2.300 Personel Gabungan TNI-Polri Amankan Aksi Unjuk Rasa Mahasiswa di Bandung
Sebanyak 2.300 personel gabungan TNI dan Polri dikerahkan untuk mengamankan aksi unjuk rasa mahasiswa di Kota Bandung, dengan pengamanan di 20 titik strategis untuk menjaga keamanan dan kelancaran aktivitas masyarakat.

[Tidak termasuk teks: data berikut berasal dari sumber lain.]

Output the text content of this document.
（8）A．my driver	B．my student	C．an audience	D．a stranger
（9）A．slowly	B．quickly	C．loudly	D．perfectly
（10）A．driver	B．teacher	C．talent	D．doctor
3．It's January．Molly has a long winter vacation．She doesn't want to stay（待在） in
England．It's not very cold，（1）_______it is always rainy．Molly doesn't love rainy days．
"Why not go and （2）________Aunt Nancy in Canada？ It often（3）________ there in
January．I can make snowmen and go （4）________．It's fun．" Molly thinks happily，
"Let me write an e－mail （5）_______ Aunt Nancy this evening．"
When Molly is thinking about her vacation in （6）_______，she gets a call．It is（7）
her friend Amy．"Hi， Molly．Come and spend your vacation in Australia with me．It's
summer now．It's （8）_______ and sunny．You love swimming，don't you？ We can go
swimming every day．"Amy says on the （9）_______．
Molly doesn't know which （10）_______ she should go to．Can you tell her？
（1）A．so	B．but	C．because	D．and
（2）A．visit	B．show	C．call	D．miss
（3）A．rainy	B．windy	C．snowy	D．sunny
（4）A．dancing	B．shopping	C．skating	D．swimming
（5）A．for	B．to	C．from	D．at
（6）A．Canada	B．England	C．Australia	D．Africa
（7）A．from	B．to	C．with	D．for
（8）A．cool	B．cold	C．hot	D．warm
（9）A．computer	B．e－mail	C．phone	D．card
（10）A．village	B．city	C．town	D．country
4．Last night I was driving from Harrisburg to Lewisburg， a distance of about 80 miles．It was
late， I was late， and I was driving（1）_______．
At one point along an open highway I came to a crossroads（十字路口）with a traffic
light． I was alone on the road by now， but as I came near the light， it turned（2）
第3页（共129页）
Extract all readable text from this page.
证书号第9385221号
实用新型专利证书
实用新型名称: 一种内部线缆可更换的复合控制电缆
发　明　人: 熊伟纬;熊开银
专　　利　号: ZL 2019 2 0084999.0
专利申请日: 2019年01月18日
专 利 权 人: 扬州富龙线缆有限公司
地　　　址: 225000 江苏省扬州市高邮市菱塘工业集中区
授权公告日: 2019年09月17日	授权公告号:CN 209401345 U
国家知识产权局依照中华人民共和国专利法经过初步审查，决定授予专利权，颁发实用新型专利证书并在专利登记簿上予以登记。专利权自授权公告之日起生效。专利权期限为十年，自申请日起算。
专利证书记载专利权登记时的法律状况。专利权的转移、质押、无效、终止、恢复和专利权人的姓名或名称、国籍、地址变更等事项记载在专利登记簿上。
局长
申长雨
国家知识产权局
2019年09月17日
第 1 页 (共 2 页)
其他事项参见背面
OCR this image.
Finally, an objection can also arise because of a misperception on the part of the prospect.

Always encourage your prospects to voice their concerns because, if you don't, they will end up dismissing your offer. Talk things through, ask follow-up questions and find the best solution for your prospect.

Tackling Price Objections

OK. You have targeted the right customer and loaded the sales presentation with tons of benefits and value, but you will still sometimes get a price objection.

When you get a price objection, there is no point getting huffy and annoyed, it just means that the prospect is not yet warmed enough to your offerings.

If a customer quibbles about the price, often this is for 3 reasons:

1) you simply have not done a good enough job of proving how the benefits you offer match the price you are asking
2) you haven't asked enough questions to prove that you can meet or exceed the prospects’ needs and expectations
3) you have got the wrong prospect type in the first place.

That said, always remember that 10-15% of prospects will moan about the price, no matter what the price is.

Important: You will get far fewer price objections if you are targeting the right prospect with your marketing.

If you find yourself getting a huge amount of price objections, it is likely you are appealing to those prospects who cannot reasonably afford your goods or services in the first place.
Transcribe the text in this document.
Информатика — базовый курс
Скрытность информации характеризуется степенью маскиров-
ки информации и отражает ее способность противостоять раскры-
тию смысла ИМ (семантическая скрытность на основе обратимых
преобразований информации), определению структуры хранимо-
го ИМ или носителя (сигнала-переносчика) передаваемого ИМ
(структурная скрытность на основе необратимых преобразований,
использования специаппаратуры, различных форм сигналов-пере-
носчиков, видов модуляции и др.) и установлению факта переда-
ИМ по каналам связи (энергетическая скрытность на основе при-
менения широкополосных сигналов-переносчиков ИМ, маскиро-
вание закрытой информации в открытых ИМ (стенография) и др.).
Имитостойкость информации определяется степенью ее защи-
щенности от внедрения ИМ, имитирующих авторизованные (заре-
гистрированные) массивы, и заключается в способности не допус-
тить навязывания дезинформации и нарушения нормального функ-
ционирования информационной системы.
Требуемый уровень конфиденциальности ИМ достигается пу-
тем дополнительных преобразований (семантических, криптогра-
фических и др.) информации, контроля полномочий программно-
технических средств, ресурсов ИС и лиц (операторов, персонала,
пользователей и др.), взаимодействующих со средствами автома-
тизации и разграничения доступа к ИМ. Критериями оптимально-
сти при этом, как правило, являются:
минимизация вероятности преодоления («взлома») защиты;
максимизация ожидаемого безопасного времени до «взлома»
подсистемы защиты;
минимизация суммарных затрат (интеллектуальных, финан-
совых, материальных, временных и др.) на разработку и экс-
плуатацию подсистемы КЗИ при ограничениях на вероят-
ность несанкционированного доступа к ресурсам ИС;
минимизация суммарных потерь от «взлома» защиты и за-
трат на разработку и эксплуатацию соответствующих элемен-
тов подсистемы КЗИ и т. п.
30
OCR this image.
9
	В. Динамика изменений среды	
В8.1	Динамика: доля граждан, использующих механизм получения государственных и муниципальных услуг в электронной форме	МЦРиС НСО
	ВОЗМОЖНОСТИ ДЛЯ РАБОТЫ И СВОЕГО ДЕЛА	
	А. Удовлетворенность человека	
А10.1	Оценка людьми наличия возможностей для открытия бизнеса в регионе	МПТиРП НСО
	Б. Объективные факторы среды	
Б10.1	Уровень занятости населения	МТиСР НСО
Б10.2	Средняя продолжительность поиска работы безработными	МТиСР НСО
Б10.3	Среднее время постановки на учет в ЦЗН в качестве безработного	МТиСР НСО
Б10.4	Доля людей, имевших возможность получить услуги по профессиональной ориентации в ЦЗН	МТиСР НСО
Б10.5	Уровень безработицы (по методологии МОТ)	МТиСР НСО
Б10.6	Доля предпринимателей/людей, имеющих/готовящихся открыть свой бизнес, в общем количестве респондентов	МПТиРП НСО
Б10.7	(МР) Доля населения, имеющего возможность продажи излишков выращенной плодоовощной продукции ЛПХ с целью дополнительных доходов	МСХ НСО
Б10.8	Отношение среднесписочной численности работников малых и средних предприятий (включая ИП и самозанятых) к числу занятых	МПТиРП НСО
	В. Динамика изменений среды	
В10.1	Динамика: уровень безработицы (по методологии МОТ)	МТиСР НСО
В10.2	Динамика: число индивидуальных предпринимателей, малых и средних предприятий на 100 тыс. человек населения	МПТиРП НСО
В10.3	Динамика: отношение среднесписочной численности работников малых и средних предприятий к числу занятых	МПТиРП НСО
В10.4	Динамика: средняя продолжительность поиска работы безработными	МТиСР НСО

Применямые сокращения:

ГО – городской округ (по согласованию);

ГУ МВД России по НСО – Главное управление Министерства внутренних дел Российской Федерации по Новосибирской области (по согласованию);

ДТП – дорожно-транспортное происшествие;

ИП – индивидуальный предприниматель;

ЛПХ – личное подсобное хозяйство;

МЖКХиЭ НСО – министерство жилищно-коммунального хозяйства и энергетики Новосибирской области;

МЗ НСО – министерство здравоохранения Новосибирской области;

Pada Kamis, 11 Juni 2026, ribuan personel gabungan TNI dan Polri dikerahkan untuk mengamankan aksi unjuk rasa mahasiswa di halaman Gedung DPRD Provinsi Jawa Barat, Jalan Diponegoro, Kota Bandung. Kepala Kepolisian Restorasi Kota Bandung (Kapolrestabes Bandung) Kombes Dedi Supriyadi mengkonfirmasi bahwa total personel yang diterjunkan mencapai 2.300 orang, yang terdiri dari unsur kepolisian, Brimob, dan TNI.
Sebaran Personel di Berbagai Titik Strategis
Personel yang diterjunkan tidak hanya difokuskan di lokasi aksi utama, yaitu halaman Gedung DPRD Jabar. Menurut Dedi, tim pengaman telah disebar ke sejumlah titik strategis lain di Kota Bandung sebagai antisipasi timbulnya gangguan keamanan dan gangguan arus lalu lintas. Menurut pantauan selama aksi berlangsung, beberapa unit kepolisian khusus telah diposisikan di lokasi-lokasi strategis:
- Simpang Jalan Diponegoro: Dijaga oleh personel Satuan Sabhara dengan membuat barikade untuk mengontrol arus lalu lintas
- Kawasan Gedung Sate: Ditempati oleh personel Brimob yang siap siaga
- Simpang Trunojoyo-Ariajipang: Dijaga oleh detasemen TNI
- Samping Gedung DPRD Jabar: Didukung oleh personel Satuan Dalmas
Selain itu, pihak kepolisian juga menempatkan personel di 20 titik vital lainnya di Kota Bandung untuk memastikan aktivitas masyarakat tetap berjalan normal dan situasi kota tetap kondusif selama aksi berlangsung. Dedi menjelaskan bahwa langkah ini diambil untuk mengantisipasi kepadatan lalu lintas dan kemungkinan pergerakan massa ke lokasi lain selama aksi berlangsung.
Pernyataan Resmi Dari Kepolisian
Dalam keterangan persnya, Dedi Supriyadi menyatakan bahwa jumlah personel yang diterjunkan dianggap cukup untuk menangani situasi. Ia juga menegaskan bahwa seluruh personel telah memahami pola pengamanan dan prosedur yang harus dijalankan di lapangan. "Saya kira cukup personel dikerahkan, kemudian cara bertindak di lapangan sudah paham dan kita mohon doanya dan kerjasamanya agar Bandung ini tetap aman, tetap kondusif, dicintai oleh rakyat Bandung sendiri," ujar Dedi. Pihak kepolisian juga berkomitmen untuk menjaga keamanan dan kelancaran aksi unjuk rasa tanpa menekan hak-hak masyarakat.
Penghormatan Terhadap Hak Bersuara
Dedi menambahkan bahwa pihaknya tetap menghormati hak masyarakat untuk menyampaikan pendapat di muka umum, asalkan dilakukan sesuai ketentuan yang berlaku. "Silakan saja, sah-sah saja melakukan penyampaian pendapat seperti itu," katanya. Ia juga mengajak seluruh pihak untuk menjaga ketertiban dan kedamaian selama aksi berlangsung, agar tidak terjadi gangguan terhadap aktivitas warga lain.
Situasi di Kota Bandung saat ini terlihat kondusif, dengan personel pengaman yang terus berjaga di titik-titik yang telah ditentukan. Aksi unjuk rasa mahasiswa ini diharapkan dapat berlangsung dengan aman dan tertib sesuai prosedur yang berlaku.